Written by: Kord Hilbert


In today’s culture, judgement is everywhere. Accusations are tossed left and right with no repercussions and sin is rampant. Responsibility is thrown to the curb and we see recklessness take its place. My heart has been so weary lately as I hear news of the riots, devastation, and division that has ravaged our country. The “fix” is to place the blame on our government, politicians, president, neighbors, country’s past history, and systems, rather than identifying the true reason: Sin. We are told to approve of every lifestyle and avoid judging anyone. The popular verse people use for this (which Garrett touched on) is Matthew 7:1: “Do not judge, so that you won’t be judged”. Today, the very meaning of this verse has been twistedto push the idea that Christians should be unconditionally loving but also unconditionally approving. When Jesus was preaching the Sermon on the Mount, He wasn’t giving us a commandment to universally accept any and every lifestyle.

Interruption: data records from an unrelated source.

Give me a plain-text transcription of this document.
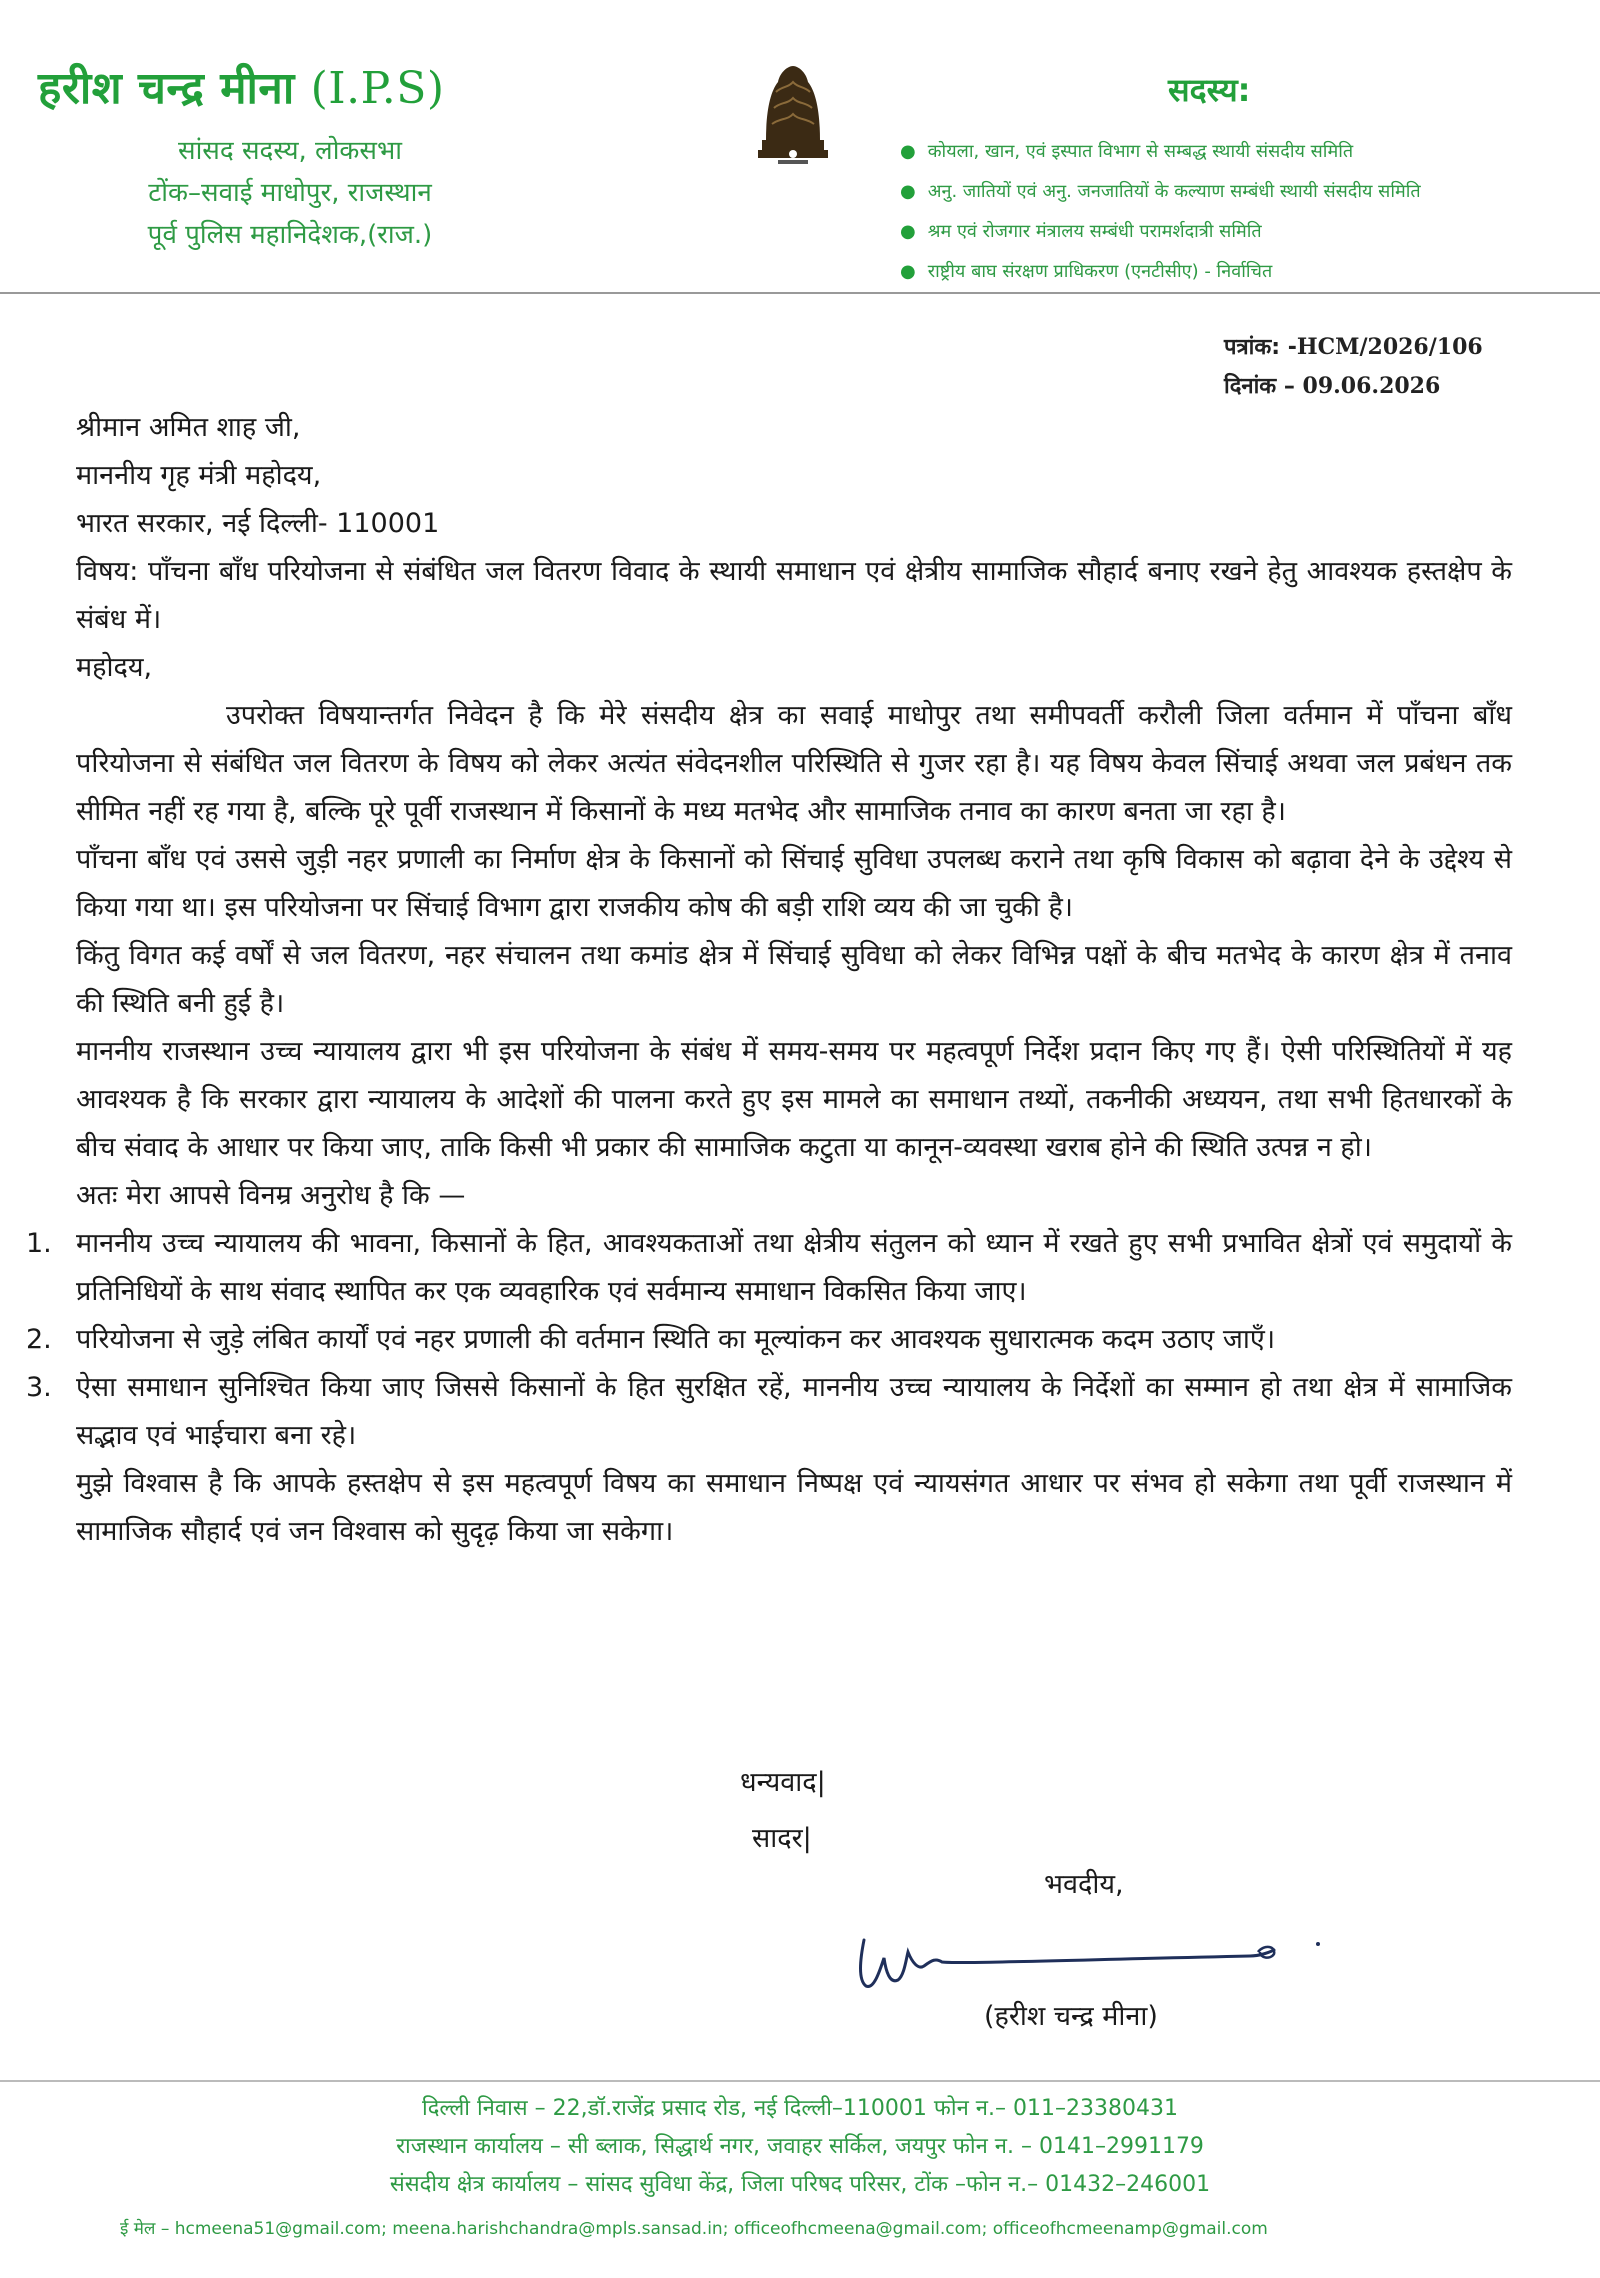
हरीश चन्द्र मीना (I.P.S)
सांसद सदस्य, लोकसभा
टोंक–सवाई माधोपुर, राजस्थान
पूर्व पुलिस महानिदेशक,(राज.)
सदस्य:
● कोयला, खान, एवं इस्पात विभाग से सम्बद्ध स्थायी संसदीय समिति
● अनु. जातियों एवं अनु. जनजातियों के कल्याण सम्बंधी स्थायी संसदीय समिति
● श्रम एवं रोजगार मंत्रालय सम्बंधी परामर्शदात्री समिति
● राष्ट्रीय बाघ संरक्षण प्राधिकरण (एनटीसीए) - निर्वाचित
पत्रांक: -HCM/2026/106
दिनांक – 09.06.2026

श्रीमान अमित शाह जी,

माननीय गृह मंत्री महोदय,

भारत सरकार, नई दिल्ली- 110001

विषय: पाँचना बाँध परियोजना से संबंधित जल वितरण विवाद के स्थायी समाधान एवं क्षेत्रीय सामाजिक सौहार्द बनाए रखने हेतु आवश्यक हस्तक्षेप के संबंध में।

महोदय,

उपरोक्त विषयान्तर्गत निवेदन है कि मेरे संसदीय क्षेत्र का सवाई माधोपुर तथा समीपवर्ती करौली जिला वर्तमान में पाँचना बाँध परियोजना से संबंधित जल वितरण के विषय को लेकर अत्यंत संवेदनशील परिस्थिति से गुजर रहा है। यह विषय केवल सिंचाई अथवा जल प्रबंधन तक सीमित नहीं रह गया है, बल्कि पूरे पूर्वी राजस्थान में किसानों के मध्य मतभेद और सामाजिक तनाव का कारण बनता जा रहा है।

पाँचना बाँध एवं उससे जुड़ी नहर प्रणाली का निर्माण क्षेत्र के किसानों को सिंचाई सुविधा उपलब्ध कराने तथा कृषि विकास को बढ़ावा देने के उद्देश्य से किया गया था। इस परियोजना पर सिंचाई विभाग द्वारा राजकीय कोष की बड़ी राशि व्यय की जा चुकी है।

किंतु विगत कई वर्षों से जल वितरण, नहर संचालन तथा कमांड क्षेत्र में सिंचाई सुविधा को लेकर विभिन्न पक्षों के बीच मतभेद के कारण क्षेत्र में तनाव की स्थिति बनी हुई है।

माननीय राजस्थान उच्च न्यायालय द्वारा भी इस परियोजना के संबंध में समय-समय पर महत्वपूर्ण निर्देश प्रदान किए गए हैं। ऐसी परिस्थितियों में यह आवश्यक है कि सरकार द्वारा न्यायालय के आदेशों की पालना करते हुए इस मामले का समाधान तथ्यों, तकनीकी अध्ययन, तथा सभी हितधारकों के बीच संवाद के आधार पर किया जाए, ताकि किसी भी प्रकार की सामाजिक कटुता या कानून-व्यवस्था खराब होने की स्थिति उत्पन्न न हो।

अतः मेरा आपसे विनम्र अनुरोध है कि —

1. माननीय उच्च न्यायालय की भावना, किसानों के हित, आवश्यकताओं तथा क्षेत्रीय संतुलन को ध्यान में रखते हुए सभी प्रभावित क्षेत्रों एवं समुदायों के प्रतिनिधियों के साथ संवाद स्थापित कर एक व्यवहारिक एवं सर्वमान्य समाधान विकसित किया जाए।
2. परियोजना से जुड़े लंबित कार्यों एवं नहर प्रणाली की वर्तमान स्थिति का मूल्यांकन कर आवश्यक सुधारात्मक कदम उठाए जाएँ।
3. ऐसा समाधान सुनिश्चित किया जाए जिससे किसानों के हित सुरक्षित रहें, माननीय उच्च न्यायालय के निर्देशों का सम्मान हो तथा क्षेत्र में सामाजिक सद्भाव एवं भाईचारा बना रहे।

मुझे विश्वास है कि आपके हस्तक्षेप से इस महत्वपूर्ण विषय का समाधान निष्पक्ष एवं न्यायसंगत आधार पर संभव हो सकेगा तथा पूर्वी राजस्थान में सामाजिक सौहार्द एवं जन विश्वास को सुदृढ़ किया जा सकेगा।

धन्यवाद|
सादर|
भवदीय,
(हरीश चन्द्र मीना)
दिल्ली निवास – 22,डॉ.राजेंद्र प्रसाद रोड, नई दिल्ली–110001 फोन न.– 011–23380431
राजस्थान कार्यालय – सी ब्लाक, सिद्धार्थ नगर, जवाहर सर्किल, जयपुर फोन न. – 0141–2991179
संसदीय क्षेत्र कार्यालय – सांसद सुविधा केंद्र, जिला परिषद परिसर, टोंक –फोन न.– 01432–246001
ई मेल – hcmeena51@gmail.com; meena.harishchandra@mpls.sansad.in; officeofhcmeena@gmail.com; officeofhcmeenamp@gmail.com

Christians today are told to accept violence and destruction of cities in our nation. We are told to accept abortions because they represent a “woman’s right to her own body.” We are told to accept homosexuality because if we don’t, we are bigoted. We are told to accept other religions because “all religions lead to the same God.” This all-encompassing acceptance is a dangerous thing for both the Christian and the Church.

As Christians, we are called to live differently than the world. This, however, doesn’t mean that we shouldn’t have compassion for those who are trapped in sin. The truth is this:“for all have sinned and fallen short of the glory of God” (Romans 3:23). Jesus came to fulfill the law and constantly quotes this law during His time on Earth. However, He constantly digs deeper and looks inward at the heart.

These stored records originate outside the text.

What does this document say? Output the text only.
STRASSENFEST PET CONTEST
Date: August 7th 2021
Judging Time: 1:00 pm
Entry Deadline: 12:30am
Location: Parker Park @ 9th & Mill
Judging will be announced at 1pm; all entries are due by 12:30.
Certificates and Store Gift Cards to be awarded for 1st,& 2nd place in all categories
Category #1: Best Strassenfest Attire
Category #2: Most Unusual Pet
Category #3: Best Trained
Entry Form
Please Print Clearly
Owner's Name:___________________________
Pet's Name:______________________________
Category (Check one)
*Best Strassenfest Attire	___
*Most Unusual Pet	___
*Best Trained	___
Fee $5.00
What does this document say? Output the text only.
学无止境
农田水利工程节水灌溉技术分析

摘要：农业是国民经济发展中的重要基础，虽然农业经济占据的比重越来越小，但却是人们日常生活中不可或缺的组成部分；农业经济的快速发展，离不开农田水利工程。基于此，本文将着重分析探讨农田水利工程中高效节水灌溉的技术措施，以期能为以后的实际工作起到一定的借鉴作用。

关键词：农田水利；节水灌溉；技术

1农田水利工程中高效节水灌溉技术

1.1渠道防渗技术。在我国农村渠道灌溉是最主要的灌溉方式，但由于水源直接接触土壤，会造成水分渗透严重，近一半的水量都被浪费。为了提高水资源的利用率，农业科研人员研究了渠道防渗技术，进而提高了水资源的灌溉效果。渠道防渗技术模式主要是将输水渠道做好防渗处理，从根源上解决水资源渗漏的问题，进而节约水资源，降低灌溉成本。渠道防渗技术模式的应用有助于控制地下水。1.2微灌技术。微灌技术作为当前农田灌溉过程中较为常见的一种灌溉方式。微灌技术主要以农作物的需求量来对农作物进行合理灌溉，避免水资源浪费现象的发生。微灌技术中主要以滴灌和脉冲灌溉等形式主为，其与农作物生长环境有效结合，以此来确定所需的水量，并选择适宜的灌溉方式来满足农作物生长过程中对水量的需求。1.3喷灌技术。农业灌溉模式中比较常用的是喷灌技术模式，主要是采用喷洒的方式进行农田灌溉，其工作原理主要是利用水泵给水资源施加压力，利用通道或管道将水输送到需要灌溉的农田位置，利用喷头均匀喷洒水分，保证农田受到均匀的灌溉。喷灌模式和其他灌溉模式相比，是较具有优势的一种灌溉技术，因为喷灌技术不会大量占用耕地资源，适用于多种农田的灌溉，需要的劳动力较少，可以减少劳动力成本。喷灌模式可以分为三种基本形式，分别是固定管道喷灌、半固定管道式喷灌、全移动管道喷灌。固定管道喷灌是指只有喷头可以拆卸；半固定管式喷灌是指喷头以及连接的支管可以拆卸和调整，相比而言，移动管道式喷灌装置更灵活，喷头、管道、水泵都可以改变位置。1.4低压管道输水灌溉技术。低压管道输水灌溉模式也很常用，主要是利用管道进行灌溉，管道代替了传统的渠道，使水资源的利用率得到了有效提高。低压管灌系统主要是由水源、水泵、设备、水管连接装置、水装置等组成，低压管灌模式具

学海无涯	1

When we see someone living in sin, we are typically quick to judge, easily overlooking the sin within our own lives.Matthew 7:3 says, “Why do you look at the speck of sawdust in your brother’s eye and pay no attention to the plank in your own eye?”. When we see others living in sin, we should be slow to judge and quick to check our own hearts and lives. “Hypocrite! First take the beam of wood our of your eye, and then you will see clearly to take the splinter out of your brother’s eye” (Matthew 7:5)

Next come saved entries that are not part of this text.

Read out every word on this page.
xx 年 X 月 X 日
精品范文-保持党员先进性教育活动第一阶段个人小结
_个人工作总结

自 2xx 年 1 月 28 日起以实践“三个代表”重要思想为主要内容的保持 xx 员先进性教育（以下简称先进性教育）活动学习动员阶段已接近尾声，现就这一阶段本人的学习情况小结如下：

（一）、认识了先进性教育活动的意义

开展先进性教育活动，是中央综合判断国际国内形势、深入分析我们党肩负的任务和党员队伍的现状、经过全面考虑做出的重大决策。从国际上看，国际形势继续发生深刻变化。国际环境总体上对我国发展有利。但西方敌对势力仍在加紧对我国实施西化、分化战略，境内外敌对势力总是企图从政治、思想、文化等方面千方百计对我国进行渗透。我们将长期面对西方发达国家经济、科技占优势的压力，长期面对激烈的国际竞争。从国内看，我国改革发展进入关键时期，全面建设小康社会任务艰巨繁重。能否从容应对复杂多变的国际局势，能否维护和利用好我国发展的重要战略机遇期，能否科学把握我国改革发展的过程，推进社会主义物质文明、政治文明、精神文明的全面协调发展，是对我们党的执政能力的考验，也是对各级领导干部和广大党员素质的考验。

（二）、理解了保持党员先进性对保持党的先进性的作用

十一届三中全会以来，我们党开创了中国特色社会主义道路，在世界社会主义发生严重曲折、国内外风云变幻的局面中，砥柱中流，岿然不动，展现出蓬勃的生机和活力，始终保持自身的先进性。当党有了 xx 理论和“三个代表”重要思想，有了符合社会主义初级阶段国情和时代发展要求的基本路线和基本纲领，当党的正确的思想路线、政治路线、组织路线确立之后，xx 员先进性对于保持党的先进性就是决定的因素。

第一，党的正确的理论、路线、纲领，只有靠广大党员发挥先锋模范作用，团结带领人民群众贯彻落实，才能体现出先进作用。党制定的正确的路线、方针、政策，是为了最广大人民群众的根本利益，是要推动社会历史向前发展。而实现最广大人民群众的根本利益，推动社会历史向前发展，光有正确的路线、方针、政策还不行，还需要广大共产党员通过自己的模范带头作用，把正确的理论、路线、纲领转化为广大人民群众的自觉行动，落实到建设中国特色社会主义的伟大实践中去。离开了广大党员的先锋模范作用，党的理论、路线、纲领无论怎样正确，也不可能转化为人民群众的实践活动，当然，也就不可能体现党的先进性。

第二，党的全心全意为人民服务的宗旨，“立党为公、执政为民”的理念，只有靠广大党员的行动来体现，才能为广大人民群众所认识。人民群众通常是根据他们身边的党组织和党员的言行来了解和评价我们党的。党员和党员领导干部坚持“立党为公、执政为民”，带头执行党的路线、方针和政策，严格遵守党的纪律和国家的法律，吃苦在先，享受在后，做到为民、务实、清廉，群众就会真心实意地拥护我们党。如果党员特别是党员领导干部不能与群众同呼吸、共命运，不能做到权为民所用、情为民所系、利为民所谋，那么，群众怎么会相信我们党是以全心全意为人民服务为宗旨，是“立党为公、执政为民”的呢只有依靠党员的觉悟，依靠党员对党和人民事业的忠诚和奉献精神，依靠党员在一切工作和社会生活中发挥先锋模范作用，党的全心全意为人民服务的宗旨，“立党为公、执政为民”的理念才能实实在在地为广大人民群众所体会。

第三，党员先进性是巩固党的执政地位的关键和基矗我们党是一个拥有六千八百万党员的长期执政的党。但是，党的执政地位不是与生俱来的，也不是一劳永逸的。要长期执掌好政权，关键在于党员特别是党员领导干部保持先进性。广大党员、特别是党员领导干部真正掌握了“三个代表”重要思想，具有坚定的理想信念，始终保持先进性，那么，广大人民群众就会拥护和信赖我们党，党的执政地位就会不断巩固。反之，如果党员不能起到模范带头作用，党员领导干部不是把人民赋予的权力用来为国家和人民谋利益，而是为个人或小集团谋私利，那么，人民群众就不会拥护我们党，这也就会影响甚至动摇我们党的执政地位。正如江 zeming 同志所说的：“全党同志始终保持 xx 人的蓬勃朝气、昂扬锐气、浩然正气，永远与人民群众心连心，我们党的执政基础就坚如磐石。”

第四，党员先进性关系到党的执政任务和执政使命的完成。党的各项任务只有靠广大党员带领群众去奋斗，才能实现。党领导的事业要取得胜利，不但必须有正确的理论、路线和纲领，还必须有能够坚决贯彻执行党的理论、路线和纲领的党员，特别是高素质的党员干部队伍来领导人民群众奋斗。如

​The Gospel of Jesus Christ attacks the very core of our sin and brings it to light, revealing our true fallen nature. Instead of being one in communion with God (how the Lord intended), sin has separated us from being in the presence of God. Sacrifices were necessary for us to be made right with God and only the cleansed, appointed, and set-apart could enter his dwelling place. The Ten Commandments show us the reality of our sin and prove our imperfection.

Scripture says, “Whoever keeps the whole law but stumbles at just one point is guilty of breaking all of it” (James 2:10). God is loving, yet He is also righteous in judgement of our sin. We deserve to be eternally separated from God because of thissin. But God, being rich in mercy and grace, chose to love us enough to send His Son to pay for our transgressions. Jesus came to Earth, fully human and fully God, paying the price of sin for everyone for all eternity by dying on the cross. Here, He opened a way for anyone and everyone to believe in Him and to be made right in God’s sight. The blood that Jesus shed has covered us and made us white as snow, a new creation.

Let us always remember that we too were once sinners, but now have been given a new identity through our Lord Jesus, not through our good works, but solely through trusting in Jesus. May we be bold to preach the full Gospel and not waver from the foundational principles that Jesus established. May we not conform to this world but be transformed by renewing our minds in Scripture and by resting in our Lord. May we all look within at our own hearts and examine personal sin before judging a brother or sister who is dealing with something else. Amen.